La vicenda parte dall’arresto da parte dei Carabinieri di Sergio (Riccardo Scamarcio), membro fondatore del gruppo eversivo di matrice comunista “Prima Linea”, macchiatosi di più di un crimine violento nel decennio precedente. Dalla cella Sergio ricorda la sua storia dalla fondazione del gruppo all’incontro con la sua donna, Susanna (Giovanna Mezzogiorno), dall’attentato al giudice Alessandrini alla clamorosa operazione per fare evadere Susanna dal carcere di Rovigo, l’evento cardine su cui ruota l’intera pellicola. De Maria racconta tutto con uno sguardo che è “altro” rispetto a quello dei protagonisti e delle vittime, cercando di mostrare con le immagini la storia umana di due ragazzi la cui cieca fede nell’ideologia li portò a commettere, poco più che ventenni, reati di gravità inaudita, lasciando un segno indelebile nella storia del nostro paese. Il regista ce li mostra come due alieni, due persone che vivono “come dietro a un vetro che è l’ideologia” (come sottolinea la Mezzogiorno in conferenza stampa): una separazione che li allontana dal mondo reale, dalla loro umanità e dagli stessi problemi per risolvere i quali era nato il gruppo. Dalle manifestazioni e gli scontri si arriva velocemente alle gambizzazioni e agli omicidi, brutali ed efferati: da quello già citato del giudice Alessandrini a quello del giovanissimo ex militante William Waccher, reo di aver collaborato con le Forze dell’Ordine; episodi che allontanano rapidamente i consensi degli operai e delle organizzazioni di sinistra che avevano appoggiato il gruppo: Sergio e compagni diventano “l’avanguardia di un esercito che non c’è”, ma non sono in grado di accorgersene. Segio dopo la morte di Waccher si allontana da “Prima Linea”, ma tornerà in azione per cercare di far evadere Susanna.
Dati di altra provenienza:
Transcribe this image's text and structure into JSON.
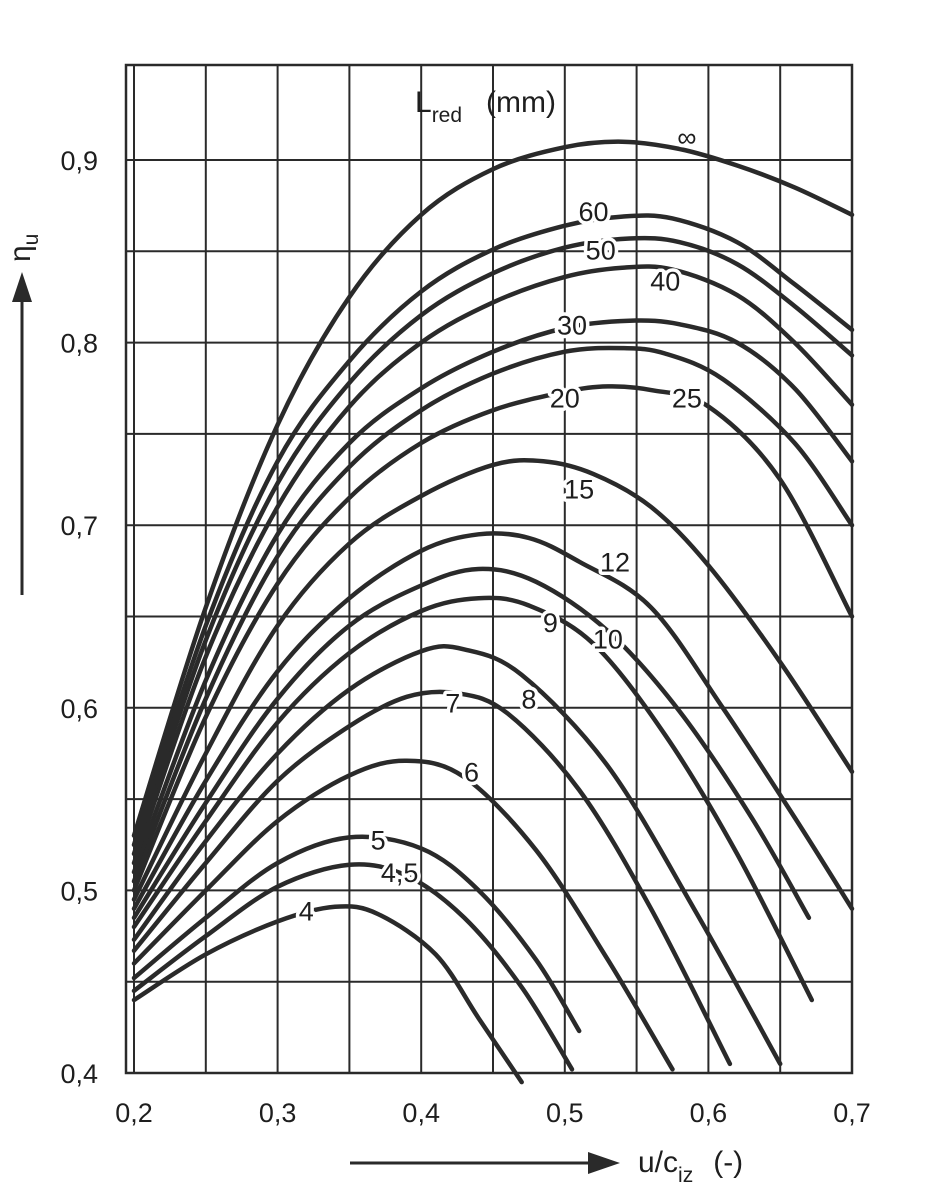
{
  "chart_data": {
    "type": "line",
    "xlabel_main": "u/c",
    "xlabel_sub": "iz",
    "xlabel_unit": "(-)",
    "ylabel_main": "η",
    "ylabel_sub": "u",
    "legend_main": "L",
    "legend_sub": "red",
    "legend_unit": "(mm)",
    "xlim": [
      0.2,
      0.7
    ],
    "ylim": [
      0.4,
      0.95
    ],
    "grid": true,
    "x_ticks": [
      0.2,
      0.25,
      0.3,
      0.35,
      0.4,
      0.45,
      0.5,
      0.55,
      0.6,
      0.65,
      0.7
    ],
    "x_tick_labels": [
      "0,2",
      "0,3",
      "0,4",
      "0,5",
      "0,6",
      "0,7"
    ],
    "y_ticks": [
      0.4,
      0.45,
      0.5,
      0.55,
      0.6,
      0.65,
      0.7,
      0.75,
      0.8,
      0.85,
      0.9
    ],
    "y_tick_labels": [
      "0,4",
      "0,5",
      "0,6",
      "0,7",
      "0,8",
      "0,9"
    ],
    "line_color": "#2a2a2a",
    "series": [
      {
        "name": "4",
        "points": [
          [
            0.2,
            0.44
          ],
          [
            0.25,
            0.465
          ],
          [
            0.3,
            0.483
          ],
          [
            0.34,
            0.491
          ],
          [
            0.37,
            0.487
          ],
          [
            0.41,
            0.465
          ],
          [
            0.44,
            0.43
          ],
          [
            0.47,
            0.395
          ]
        ]
      },
      {
        "name": "4,5",
        "points": [
          [
            0.2,
            0.445
          ],
          [
            0.25,
            0.475
          ],
          [
            0.3,
            0.502
          ],
          [
            0.35,
            0.514
          ],
          [
            0.39,
            0.508
          ],
          [
            0.43,
            0.485
          ],
          [
            0.47,
            0.447
          ],
          [
            0.505,
            0.402
          ]
        ]
      },
      {
        "name": "5",
        "points": [
          [
            0.2,
            0.452
          ],
          [
            0.25,
            0.485
          ],
          [
            0.3,
            0.515
          ],
          [
            0.35,
            0.529
          ],
          [
            0.4,
            0.523
          ],
          [
            0.44,
            0.5
          ],
          [
            0.48,
            0.462
          ],
          [
            0.51,
            0.423
          ]
        ]
      },
      {
        "name": "6",
        "points": [
          [
            0.2,
            0.46
          ],
          [
            0.25,
            0.5
          ],
          [
            0.3,
            0.538
          ],
          [
            0.35,
            0.563
          ],
          [
            0.39,
            0.571
          ],
          [
            0.43,
            0.562
          ],
          [
            0.48,
            0.522
          ],
          [
            0.53,
            0.462
          ],
          [
            0.575,
            0.402
          ]
        ]
      },
      {
        "name": "7",
        "points": [
          [
            0.2,
            0.467
          ],
          [
            0.25,
            0.515
          ],
          [
            0.3,
            0.56
          ],
          [
            0.35,
            0.59
          ],
          [
            0.39,
            0.606
          ],
          [
            0.425,
            0.608
          ],
          [
            0.46,
            0.597
          ],
          [
            0.51,
            0.555
          ],
          [
            0.56,
            0.49
          ],
          [
            0.615,
            0.405
          ]
        ]
      },
      {
        "name": "8",
        "points": [
          [
            0.2,
            0.473
          ],
          [
            0.25,
            0.527
          ],
          [
            0.3,
            0.575
          ],
          [
            0.35,
            0.61
          ],
          [
            0.4,
            0.631
          ],
          [
            0.43,
            0.632
          ],
          [
            0.47,
            0.618
          ],
          [
            0.53,
            0.568
          ],
          [
            0.59,
            0.49
          ],
          [
            0.65,
            0.405
          ]
        ]
      },
      {
        "name": "9",
        "points": [
          [
            0.2,
            0.48
          ],
          [
            0.25,
            0.538
          ],
          [
            0.3,
            0.592
          ],
          [
            0.35,
            0.63
          ],
          [
            0.4,
            0.653
          ],
          [
            0.44,
            0.66
          ],
          [
            0.475,
            0.656
          ],
          [
            0.52,
            0.635
          ],
          [
            0.57,
            0.585
          ],
          [
            0.62,
            0.52
          ],
          [
            0.672,
            0.44
          ]
        ]
      },
      {
        "name": "10",
        "points": [
          [
            0.2,
            0.485
          ],
          [
            0.25,
            0.548
          ],
          [
            0.3,
            0.605
          ],
          [
            0.35,
            0.645
          ],
          [
            0.4,
            0.667
          ],
          [
            0.44,
            0.676
          ],
          [
            0.48,
            0.669
          ],
          [
            0.53,
            0.642
          ],
          [
            0.58,
            0.598
          ],
          [
            0.63,
            0.54
          ],
          [
            0.67,
            0.485
          ]
        ]
      },
      {
        "name": "12",
        "points": [
          [
            0.2,
            0.49
          ],
          [
            0.25,
            0.56
          ],
          [
            0.3,
            0.62
          ],
          [
            0.35,
            0.66
          ],
          [
            0.4,
            0.686
          ],
          [
            0.44,
            0.695
          ],
          [
            0.475,
            0.693
          ],
          [
            0.51,
            0.68
          ],
          [
            0.56,
            0.655
          ],
          [
            0.61,
            0.6
          ],
          [
            0.66,
            0.54
          ],
          [
            0.7,
            0.49
          ]
        ]
      },
      {
        "name": "15",
        "points": [
          [
            0.2,
            0.495
          ],
          [
            0.25,
            0.575
          ],
          [
            0.3,
            0.645
          ],
          [
            0.35,
            0.69
          ],
          [
            0.4,
            0.716
          ],
          [
            0.45,
            0.733
          ],
          [
            0.485,
            0.735
          ],
          [
            0.52,
            0.728
          ],
          [
            0.56,
            0.71
          ],
          [
            0.6,
            0.678
          ],
          [
            0.65,
            0.625
          ],
          [
            0.7,
            0.565
          ]
        ]
      },
      {
        "name": "20",
        "points": [
          [
            0.2,
            0.5
          ],
          [
            0.25,
            0.595
          ],
          [
            0.3,
            0.668
          ],
          [
            0.35,
            0.715
          ],
          [
            0.4,
            0.745
          ],
          [
            0.45,
            0.763
          ],
          [
            0.5,
            0.773
          ],
          [
            0.53,
            0.776
          ],
          [
            0.56,
            0.774
          ],
          [
            0.6,
            0.765
          ],
          [
            0.65,
            0.725
          ],
          [
            0.7,
            0.65
          ]
        ]
      },
      {
        "name": "25",
        "points": [
          [
            0.2,
            0.505
          ],
          [
            0.25,
            0.605
          ],
          [
            0.3,
            0.683
          ],
          [
            0.35,
            0.732
          ],
          [
            0.4,
            0.763
          ],
          [
            0.45,
            0.783
          ],
          [
            0.5,
            0.795
          ],
          [
            0.54,
            0.797
          ],
          [
            0.57,
            0.794
          ],
          [
            0.61,
            0.78
          ],
          [
            0.66,
            0.745
          ],
          [
            0.7,
            0.7
          ]
        ]
      },
      {
        "name": "30",
        "points": [
          [
            0.2,
            0.51
          ],
          [
            0.25,
            0.615
          ],
          [
            0.3,
            0.695
          ],
          [
            0.35,
            0.745
          ],
          [
            0.4,
            0.775
          ],
          [
            0.45,
            0.795
          ],
          [
            0.5,
            0.808
          ],
          [
            0.545,
            0.812
          ],
          [
            0.58,
            0.81
          ],
          [
            0.62,
            0.8
          ],
          [
            0.66,
            0.775
          ],
          [
            0.7,
            0.735
          ]
        ]
      },
      {
        "name": "40",
        "points": [
          [
            0.2,
            0.515
          ],
          [
            0.25,
            0.628
          ],
          [
            0.3,
            0.71
          ],
          [
            0.35,
            0.765
          ],
          [
            0.4,
            0.8
          ],
          [
            0.45,
            0.822
          ],
          [
            0.5,
            0.836
          ],
          [
            0.54,
            0.841
          ],
          [
            0.575,
            0.84
          ],
          [
            0.62,
            0.826
          ],
          [
            0.66,
            0.8
          ],
          [
            0.7,
            0.766
          ]
        ]
      },
      {
        "name": "50",
        "points": [
          [
            0.2,
            0.52
          ],
          [
            0.25,
            0.637
          ],
          [
            0.3,
            0.723
          ],
          [
            0.35,
            0.778
          ],
          [
            0.4,
            0.815
          ],
          [
            0.45,
            0.838
          ],
          [
            0.5,
            0.852
          ],
          [
            0.545,
            0.857
          ],
          [
            0.58,
            0.855
          ],
          [
            0.62,
            0.843
          ],
          [
            0.66,
            0.82
          ],
          [
            0.7,
            0.793
          ]
        ]
      },
      {
        "name": "60",
        "points": [
          [
            0.2,
            0.525
          ],
          [
            0.25,
            0.645
          ],
          [
            0.3,
            0.735
          ],
          [
            0.35,
            0.79
          ],
          [
            0.4,
            0.828
          ],
          [
            0.45,
            0.851
          ],
          [
            0.5,
            0.864
          ],
          [
            0.54,
            0.869
          ],
          [
            0.575,
            0.868
          ],
          [
            0.62,
            0.855
          ],
          [
            0.66,
            0.832
          ],
          [
            0.7,
            0.807
          ]
        ]
      },
      {
        "name": "∞",
        "points": [
          [
            0.2,
            0.53
          ],
          [
            0.25,
            0.655
          ],
          [
            0.3,
            0.755
          ],
          [
            0.35,
            0.825
          ],
          [
            0.4,
            0.87
          ],
          [
            0.45,
            0.895
          ],
          [
            0.5,
            0.907
          ],
          [
            0.54,
            0.91
          ],
          [
            0.58,
            0.906
          ],
          [
            0.62,
            0.897
          ],
          [
            0.66,
            0.885
          ],
          [
            0.7,
            0.87
          ]
        ]
      }
    ],
    "curve_labels": [
      {
        "text": "4",
        "x": 0.32,
        "y": 0.489
      },
      {
        "text": "4,5",
        "x": 0.385,
        "y": 0.51
      },
      {
        "text": "5",
        "x": 0.37,
        "y": 0.528
      },
      {
        "text": "6",
        "x": 0.435,
        "y": 0.565
      },
      {
        "text": "7",
        "x": 0.422,
        "y": 0.603
      },
      {
        "text": "8",
        "x": 0.475,
        "y": 0.605
      },
      {
        "text": "9",
        "x": 0.49,
        "y": 0.647
      },
      {
        "text": "10",
        "x": 0.53,
        "y": 0.638
      },
      {
        "text": "12",
        "x": 0.535,
        "y": 0.68
      },
      {
        "text": "15",
        "x": 0.51,
        "y": 0.72
      },
      {
        "text": "20",
        "x": 0.5,
        "y": 0.77
      },
      {
        "text": "25",
        "x": 0.585,
        "y": 0.77
      },
      {
        "text": "30",
        "x": 0.505,
        "y": 0.81
      },
      {
        "text": "40",
        "x": 0.57,
        "y": 0.834
      },
      {
        "text": "50",
        "x": 0.525,
        "y": 0.851
      },
      {
        "text": "60",
        "x": 0.52,
        "y": 0.872
      },
      {
        "text": "∞",
        "x": 0.585,
        "y": 0.913
      }
    ]
  }
}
Ottimi Scamarcio e la Mezzogiorno, mai sopra le righe, rispondono a tono a chi diceva che due attori di bell’aspetto non potevano avere le fisique du role per interpretare due terroristi, o peggio ancora che la loro avvenenza avrebbe favorito la mitizzazione di due criminali. Al film si può forse contestare un po’ di mancanza di coraggio nel raccontare le terribili vicende di quegli anni e indubbiamente una certa lontananza dal libro a cui si ispira, Miccia corta dello stesso Segio, che non ha affatto gradito il lavoro finale, svuotato secondo lui del significato originale delle pagine, e privo del percorso politico e intellettuale del suo autore. Ma De Maria fa della coerenza e della linearità la sua forza, concentrando sempre l’attenzione sui due protagonisti senza mai divagare, azzerando o quasi le figure di contorno (esemplare la telefonata di Susanna alla madre). L’unica eccezione (una delle poche licenze che Di Maria si prende per romanzare la vicenda) è data dalla figura dell’amico di vecchia data di Sergio, Piero, che cerca di risvegliarne la coscienza e l’umanità prima che sia troppo tardi. Un film ben riuscito su un periodo della storia italiana carico di lutti e ancora poco conosciuto sotto parecchi aspetti, soprattutto per quegli avvenimenti che esulano dall’episodio “simbolo” di quegli anni: l’assassinio di Moro.